Bütün kalplere hükmedenin kapısını çalmadan,

Diğer kapıları çalmak yorar yüreğini,

Önce O’nun kapısını,

Sonrada O’nunla diğerlerinin kapısını çal...


BANU YAŞAR / Psikolog & Psikoterapist


Resim
''Ve Allah'a Sımsıkı Sarılın...''

Hacc / 78
Kullanıcı avatarı
MINA
Özel Üye
Özel Üye
Mesajlar: 2740
Kayıt: 25 Eki 2008, 02:00

Re: ...SORU İLMİN YÂR-IS' ıdır...

Mesaj gönderen MINA »

ve belkide suyu taşırmayan gül yaprağı gibi OLmalı...




Uzakdoğu’da bir Budist tapınağı, bilgeliğin gizlerini aramak için gelenleri kabul ediyordu.

Burada geçerli olan incelik, anlatmak istediklerini konuşmadan açıklayabilmekti. Bir gün tapınağın kapısına bir yabancı geldi.
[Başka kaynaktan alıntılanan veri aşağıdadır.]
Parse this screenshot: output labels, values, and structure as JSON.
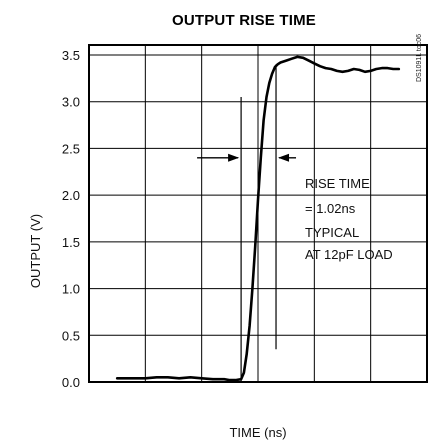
{
  "chart_data": {
    "type": "line",
    "title": "OUTPUT RISE TIME",
    "xlabel": "TIME (ns)",
    "ylabel": "OUTPUT (V)",
    "figure_code": "DS1091L toc06",
    "xlim": [
      0,
      6
    ],
    "ylim": [
      0,
      3.5
    ],
    "yticks": [
      0.0,
      3.5,
      3.0,
      2.5,
      2.0,
      1.5,
      1.0,
      0.5
    ],
    "ytick_labels": [
      "0.0",
      "3.5",
      "3.0",
      "2.5",
      "2.0",
      "1.5",
      "1.0",
      "0.5"
    ],
    "x_gridlines": [
      1,
      2,
      3,
      4,
      5
    ],
    "grid": true,
    "series": [
      {
        "x": [
          0.5,
          0.8,
          1.0,
          1.2,
          1.4,
          1.6,
          1.8,
          2.0,
          2.2,
          2.4,
          2.5,
          2.6,
          2.7,
          2.75,
          2.8,
          2.85,
          2.9,
          2.95,
          3.0,
          3.05,
          3.1,
          3.15,
          3.2,
          3.25,
          3.3,
          3.35,
          3.4,
          3.5,
          3.6,
          3.7,
          3.8,
          3.9,
          4.0,
          4.1,
          4.2,
          4.3,
          4.4,
          4.5,
          4.6,
          4.7,
          4.8,
          4.9,
          5.0,
          5.1,
          5.2,
          5.3,
          5.4,
          5.5
        ],
        "y": [
          0.04,
          0.04,
          0.04,
          0.05,
          0.05,
          0.04,
          0.05,
          0.04,
          0.03,
          0.03,
          0.02,
          0.02,
          0.03,
          0.1,
          0.3,
          0.6,
          1.0,
          1.45,
          1.95,
          2.4,
          2.8,
          3.05,
          3.2,
          3.3,
          3.37,
          3.4,
          3.42,
          3.44,
          3.46,
          3.48,
          3.47,
          3.44,
          3.41,
          3.38,
          3.36,
          3.35,
          3.33,
          3.32,
          3.33,
          3.35,
          3.34,
          3.32,
          3.33,
          3.35,
          3.36,
          3.36,
          3.35,
          3.35
        ]
      }
    ],
    "markers": [
      {
        "x": 2.7,
        "y_from": 0.0,
        "y_to": 3.05
      },
      {
        "x": 3.32,
        "y_from": 0.35,
        "y_to": 3.4
      }
    ],
    "annotation": {
      "lines": [
        "RISE TIME",
        "= 1.02ns",
        "TYPICAL",
        "AT 12pF LOAD"
      ],
      "arrow_y": 2.4
    }
  }
}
Yabancı kapıda öylece durdu ve bekledi.

Burada sezgisel buluşmaya inanılıyordu, o yüzden kapıda herhangi bir tokmak veya çan, zil yoktu. Bir süre sonra kapı açıldı, içerdeki Budist rahip, kapıda duran yabancıya baktı. Bir selamlaşmadan sonra sözsüz konuşmaları başladı.
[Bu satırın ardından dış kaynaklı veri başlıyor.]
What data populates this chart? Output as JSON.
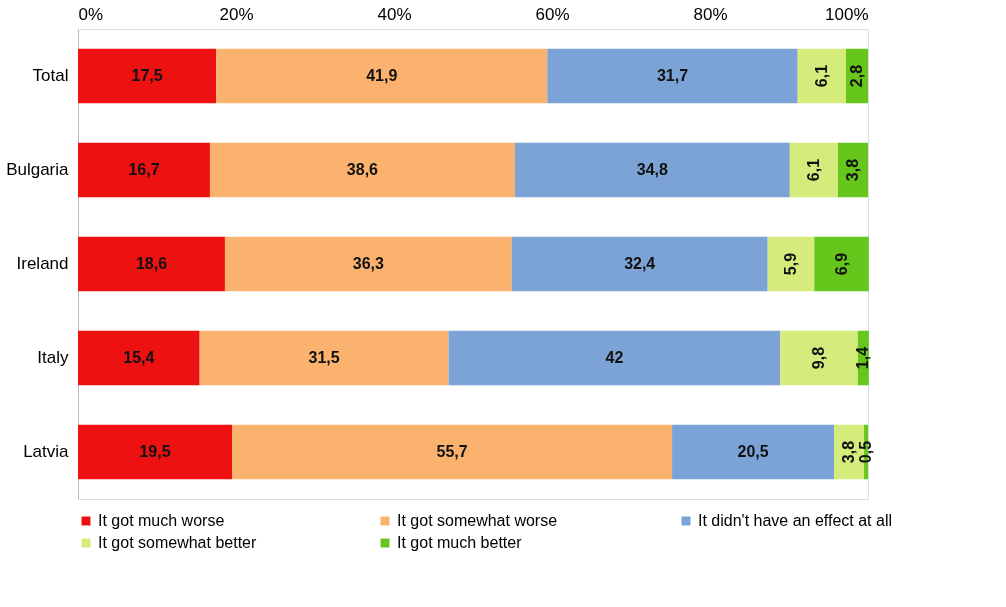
{
  "chart_data": {
    "type": "bar",
    "orientation": "horizontal",
    "stacked": true,
    "categories": [
      "Total",
      "Bulgaria",
      "Ireland",
      "Italy",
      "Latvia"
    ],
    "series": [
      {
        "name": "It got much worse",
        "color": "#ee1111",
        "values": [
          17.5,
          16.7,
          18.6,
          15.4,
          19.5
        ],
        "value_labels": [
          "17,5",
          "16,7",
          "18,6",
          "15,4",
          "19,5"
        ]
      },
      {
        "name": "It got somewhat worse",
        "color": "#fab26e",
        "values": [
          41.9,
          38.6,
          36.3,
          31.5,
          55.7
        ],
        "value_labels": [
          "41,9",
          "38,6",
          "36,3",
          "31,5",
          "55,7"
        ]
      },
      {
        "name": "It didn't have an effect at all",
        "color": "#7ba3d6",
        "values": [
          31.7,
          34.8,
          32.4,
          42,
          20.5
        ],
        "value_labels": [
          "31,7",
          "34,8",
          "32,4",
          "42",
          "20,5"
        ]
      },
      {
        "name": "It got somewhat better",
        "color": "#d5ec7c",
        "values": [
          6.1,
          6.1,
          5.9,
          9.8,
          3.8
        ],
        "value_labels": [
          "6,1",
          "6,1",
          "5,9",
          "9,8",
          "3,8"
        ]
      },
      {
        "name": "It got much better",
        "color": "#66c61c",
        "values": [
          2.8,
          3.8,
          6.9,
          1.4,
          0.5
        ],
        "value_labels": [
          "2,8",
          "3,8",
          "6,9",
          "1,4",
          "0,5"
        ]
      }
    ],
    "xlim": [
      0,
      100
    ],
    "xticks": [
      {
        "value": 0,
        "label": "0%"
      },
      {
        "value": 20,
        "label": "20%"
      },
      {
        "value": 40,
        "label": "40%"
      },
      {
        "value": 60,
        "label": "60%"
      },
      {
        "value": 80,
        "label": "80%"
      },
      {
        "value": 100,
        "label": "100%"
      }
    ],
    "grid": false,
    "legend": "bottom"
  }
}
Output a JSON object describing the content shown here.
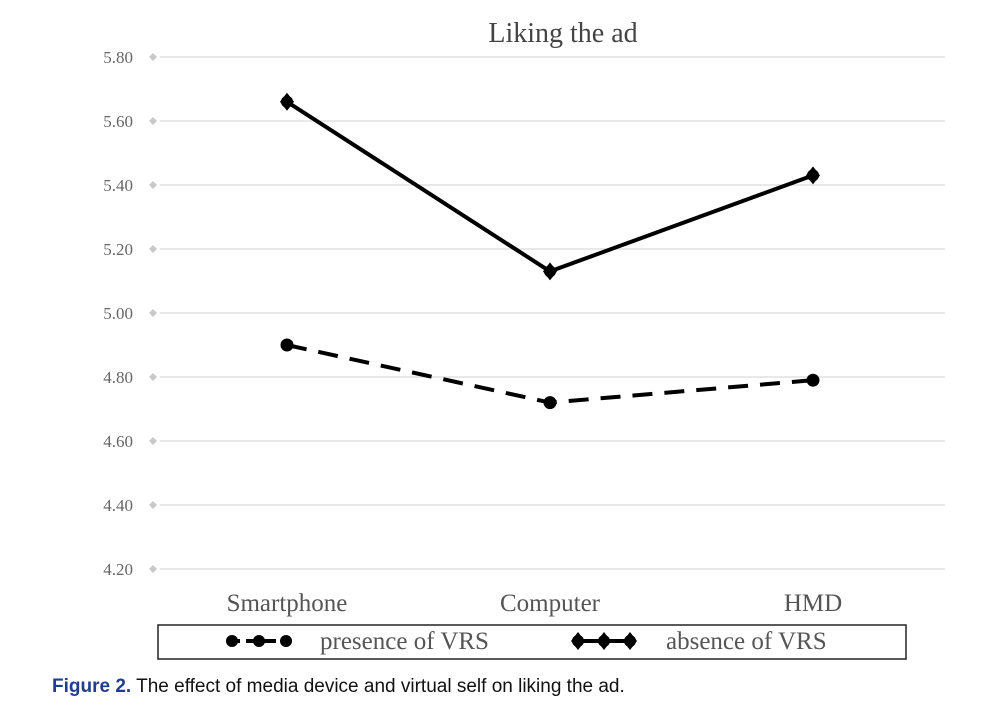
{
  "chart_data": {
    "type": "line",
    "title": "Liking the ad",
    "categories": [
      "Smartphone",
      "Computer",
      "HMD"
    ],
    "y_ticks": [
      "5.80",
      "5.60",
      "5.40",
      "5.20",
      "5.00",
      "4.80",
      "4.60",
      "4.40",
      "4.20"
    ],
    "ylim": [
      4.2,
      5.8
    ],
    "grid": true,
    "legend_position": "bottom",
    "series": [
      {
        "name": "presence of VRS",
        "values": [
          4.9,
          4.72,
          4.79
        ],
        "line_style": "dashed",
        "marker": "circle",
        "color": "#000000"
      },
      {
        "name": "absence of VRS",
        "values": [
          5.66,
          5.13,
          5.43
        ],
        "line_style": "solid",
        "marker": "diamond-circle",
        "color": "#000000"
      }
    ]
  },
  "caption": {
    "label": "Figure 2.",
    "text": "The effect of media device and virtual self on liking the ad."
  }
}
Gelen yabancı, tapınağa girmek ve burada kalmak istiyordu. Budist bir süre kayboldu, sonra elinde ağzına kadar suyla dolu bir kapla döndü ve bu kabı yabancıya uzattı.
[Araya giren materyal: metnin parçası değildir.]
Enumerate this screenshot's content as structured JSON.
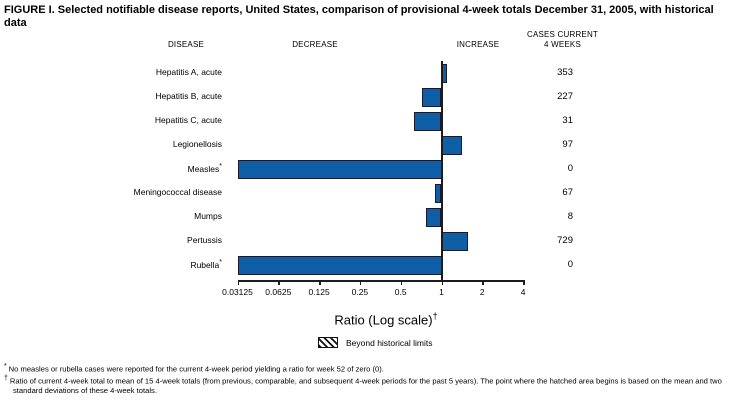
{
  "title": "FIGURE I. Selected notifiable disease reports, United States, comparison of provisional 4-week totals December 31, 2005, with historical data",
  "column_headers": {
    "disease": "DISEASE",
    "decrease": "DECREASE",
    "increase": "INCREASE",
    "cases_line1": "CASES CURRENT",
    "cases_line2": "4 WEEKS"
  },
  "chart_data": {
    "type": "bar",
    "orientation": "horizontal",
    "scale": "log2",
    "xlim": [
      0.03125,
      4
    ],
    "baseline": 1,
    "grid": false,
    "axis": {
      "label": "Ratio (Log scale)",
      "label_superscript": "†",
      "tick_values": [
        0.03125,
        0.0625,
        0.125,
        0.25,
        0.5,
        1,
        2,
        4
      ],
      "tick_labels": [
        "0.03125",
        "0.0625",
        "0.125",
        "0.25",
        "0.5",
        "1",
        "2",
        "4"
      ]
    },
    "series": [
      {
        "disease": "Hepatitis A, acute",
        "marker": "",
        "ratio": 1.1,
        "cases": 353
      },
      {
        "disease": "Hepatitis B, acute",
        "marker": "",
        "ratio": 0.72,
        "cases": 227
      },
      {
        "disease": "Hepatitis C, acute",
        "marker": "",
        "ratio": 0.63,
        "cases": 31
      },
      {
        "disease": "Legionellosis",
        "marker": "",
        "ratio": 1.42,
        "cases": 97
      },
      {
        "disease": "Measles",
        "marker": "*",
        "ratio": 0,
        "cases": 0
      },
      {
        "disease": "Meningococcal disease",
        "marker": "",
        "ratio": 0.9,
        "cases": 67
      },
      {
        "disease": "Mumps",
        "marker": "",
        "ratio": 0.77,
        "cases": 8
      },
      {
        "disease": "Pertussis",
        "marker": "",
        "ratio": 1.57,
        "cases": 729
      },
      {
        "disease": "Rubella",
        "marker": "*",
        "ratio": 0,
        "cases": 0
      }
    ],
    "legend": {
      "label": "Beyond historical limits",
      "swatch": "hatched"
    },
    "colors": {
      "bar_fill": "#0e5fa5",
      "bar_border": "#1a1a2e",
      "axis_line": "#1c1c1c"
    },
    "zero_note": "bars with ratio 0 are drawn to the left edge of the plot"
  },
  "footnotes": [
    {
      "marker": "*",
      "text": "No measles or rubella cases were reported for the current 4-week period yielding a ratio for week 52 of zero (0)."
    },
    {
      "marker": "†",
      "text": "Ratio of current 4-week total to mean of 15 4-week totals (from previous, comparable, and subsequent 4-week periods for the past 5 years). The point where the hatched area begins is based on the mean and two standard deviations of these 4-week totals."
    }
  ]
}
Bu, yeni bir arayıcıyı kabul edemeyecek kadar doluyuz demekti. Yabancı tapınağın bahçesine döndü, aldığı bir gül yaprağını kabın içindeki suyun üstüne bıraktı. Gül yaprağı suyun üstünde yüzüyordu ve su taşmamıştı.

İçerideki Budist rahip saygıyla eğildi ve kapıyı açarak yabancıyı içeriye aldı.
"Suyu taşırmayan bir gül yaprağına" her zaman yer vardı.
''Ve Allah'a Sımsıkı Sarılın...''

Hacc / 78
Kullanıcı avatarı
halimkok
Özel Üye
Özel Üye
Mesajlar: 3843
Kayıt: 09 Ağu 2007, 02:00

Re: ...SORU İLMİN YÂR-IS' ıdır...

Mesaj gönderen halimkok »

Katılımın ve paylaşımın için sağ olasın Değerli Mina Can…
Rabbim razı olsun inşallah…


* * * *

Böyle sorular sorduğumda…
Ya da sorular sorulduğunda aklıma öğrencilik yıllarım geliyor.
Hani öğretmen bir soru sorardı sınıfta ve ardından;
“Kim cevap verecek?” diye başka bir soru sorar ve bakardı sınıfa kim parmak kaldıracak diye…

Bu şekilde sorulunca bildiğimize inansak dahi parmak kaldıramazdık.
Parmak kaldırıp soruyu bilip… Öğretmenin takdirini, sınıftakilerin de hayranlığını kazanmak güzeldi amma… Ya bir de bildiğimizde yanılıyorsak… O zaman da mahçup olma
Korkusu sarardı içimizi…

Ve sonrasında bizim yapamadığımızı bir başkası yapar soruyu cevaplardı
Ve bize de büyük bir pişmanlık düşerdi… “Tüh be… Keşke parmak kaldırsaydım... Biliyordum cevabını…” diye söylenir dururduk yanımızdaki sıra arkadaşımıza…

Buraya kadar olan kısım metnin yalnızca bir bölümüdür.